Finite element analysis and EMA predictions of the dielectric and pyroelectric properties of 0-3 Pz59/PVDF-TrFE composites with experimental validation

• The dielectric constant of 0–3 ceramic-polymer composites is very well predicted by finite element analysis (FEA) • FEA is a powerful tool to simulate the pyroelectric properties of the composites. • The through-thickness distribution of the pyroelectric coefficient can be accurately calculated. • FEA allows the component-resolved spatial distribution of the pyroelectric response to be simulated. Dielectric and pyroelectric thick film materials are of growing interest for applications in medicine, advanced sensors, energy storage and energy harvesting. In the present work, thick 0–3 composite films consisting of particles of a relaxor material embedded in the ferroelectric co-polymer PVDF-TrFE are characterized in terms of dielectric and pyroelectric properties. The experimentally measured properties are compared with the predictions of analytical models and finite element analysis (FEA). A three-dimensional numerical model has been developed via FEA to calculate the effective dielectric constant as a function of the volume fraction (0–30%) of the ceramic particles. An electro-thermal coupled model is proposed to calculate the pyroelectric coefficient.
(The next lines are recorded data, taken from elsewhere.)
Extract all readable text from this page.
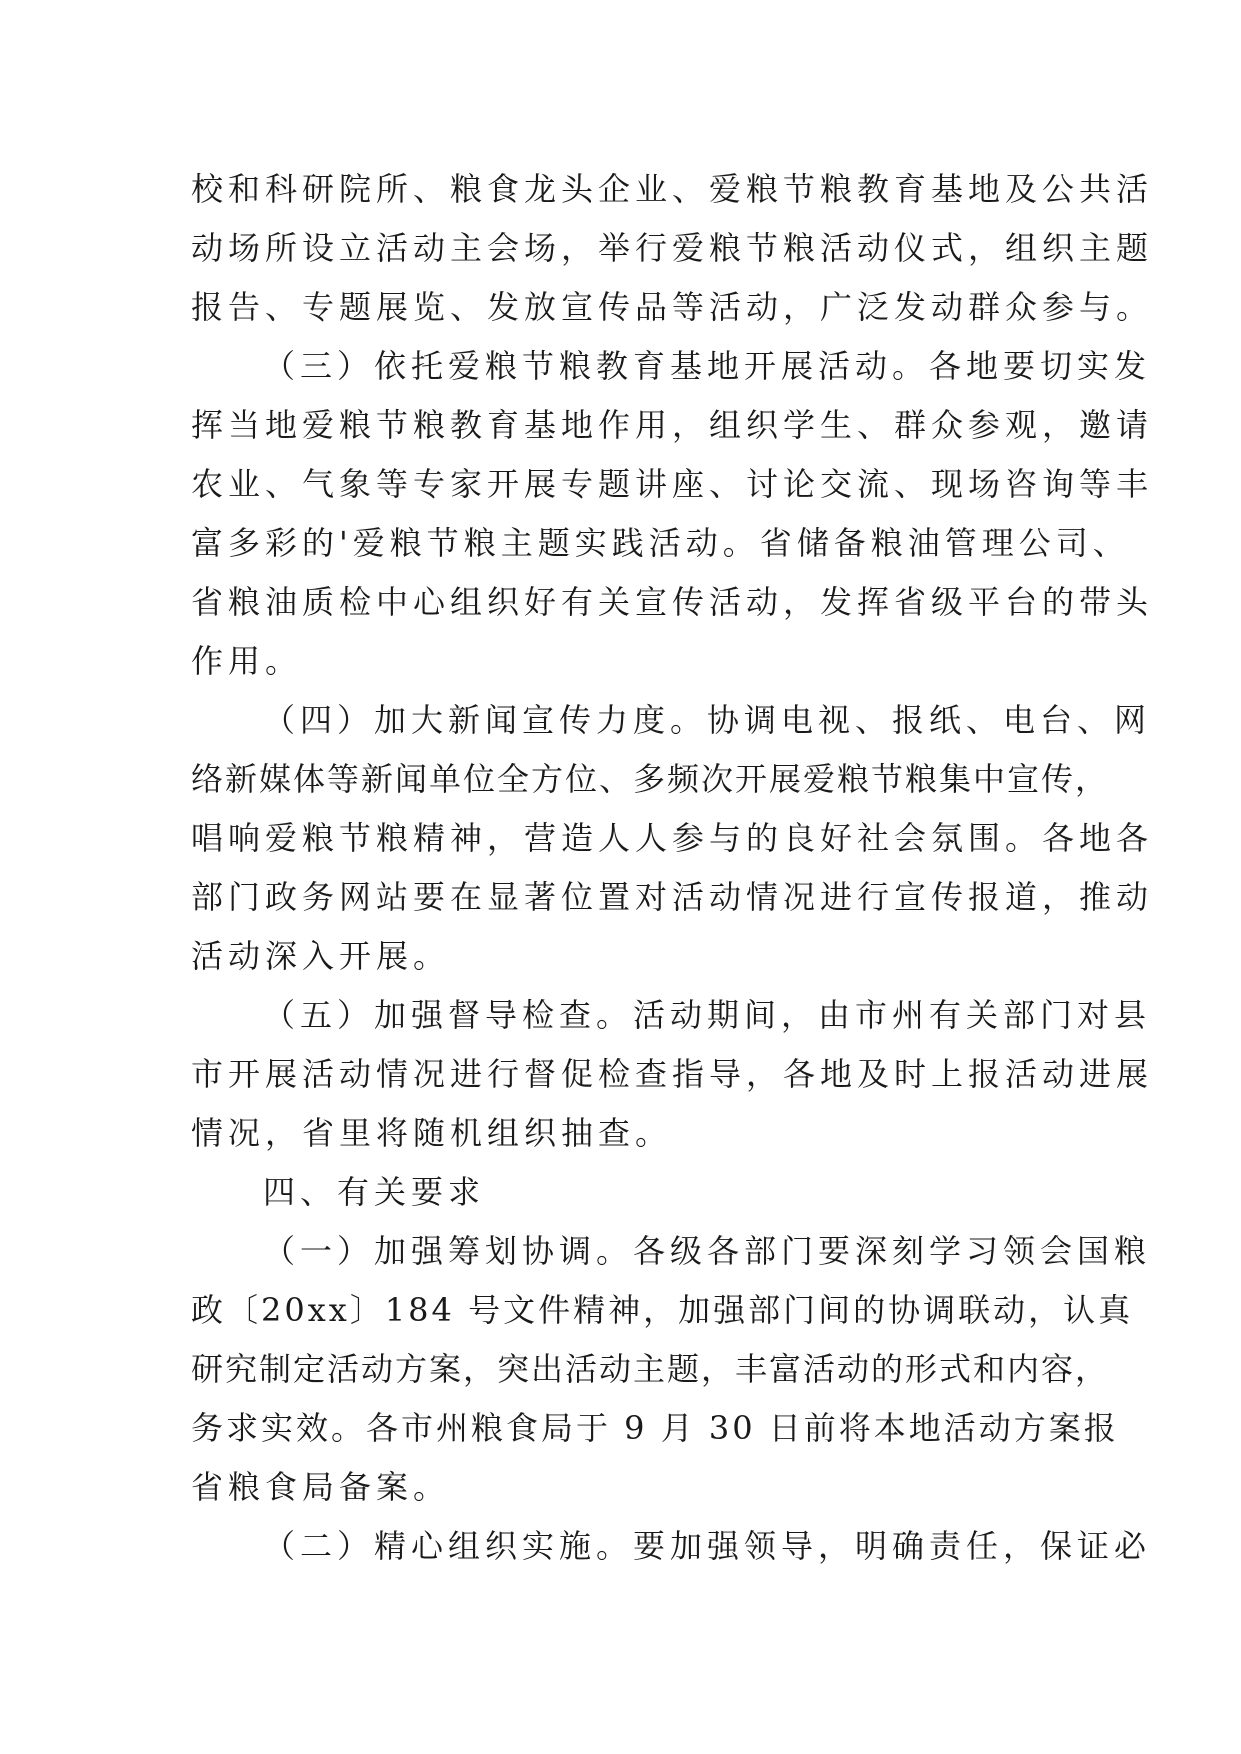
校和科研院所、粮食龙头企业、爱粮节粮教育基地及公共活
动场所设立活动主会场，举行爱粮节粮活动仪式，组织主题
报告、专题展览、发放宣传品等活动，广泛发动群众参与。
（三）依托爱粮节粮教育基地开展活动。各地要切实发
挥当地爱粮节粮教育基地作用，组织学生、群众参观，邀请
农业、气象等专家开展专题讲座、讨论交流、现场咨询等丰
富多彩的'爱粮节粮主题实践活动。省储备粮油管理公司、
省粮油质检中心组织好有关宣传活动，发挥省级平台的带头
作用。
（四）加大新闻宣传力度。协调电视、报纸、电台、网
络新媒体等新闻单位全方位、多频次开展爱粮节粮集中宣传，
唱响爱粮节粮精神，营造人人参与的良好社会氛围。各地各
部门政务网站要在显著位置对活动情况进行宣传报道，推动
活动深入开展。
（五）加强督导检查。活动期间，由市州有关部门对县
市开展活动情况进行督促检查指导，各地及时上报活动进展
情况，省里将随机组织抽查。
四、有关要求
（一）加强筹划协调。各级各部门要深刻学习领会国粮
政〔20xx〕184 号文件精神，加强部门间的协调联动，认真
研究制定活动方案，突出活动主题，丰富活动的形式和内容，
务求实效。各市州粮食局于 9 月 30 日前将本地活动方案报
省粮食局备案。
（二）精心组织实施。要加强领导，明确责任，保证必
Furthermore, the distribution of the pyroelectric coefficient in different layers of the ferroelectric composite with 30 % ceramic volume fraction together with the component-resolved spatial distribution of the pyroelectric response are analyzed. Overall, simulation and experiment results show very good agreement. In particular, by analyzing the temperature distribution in the thick film, it is demonstrated that the pyroelectric coefficient increases from top to bottom surfaces. Ceramic particle distribution also affects the pyroelectric current.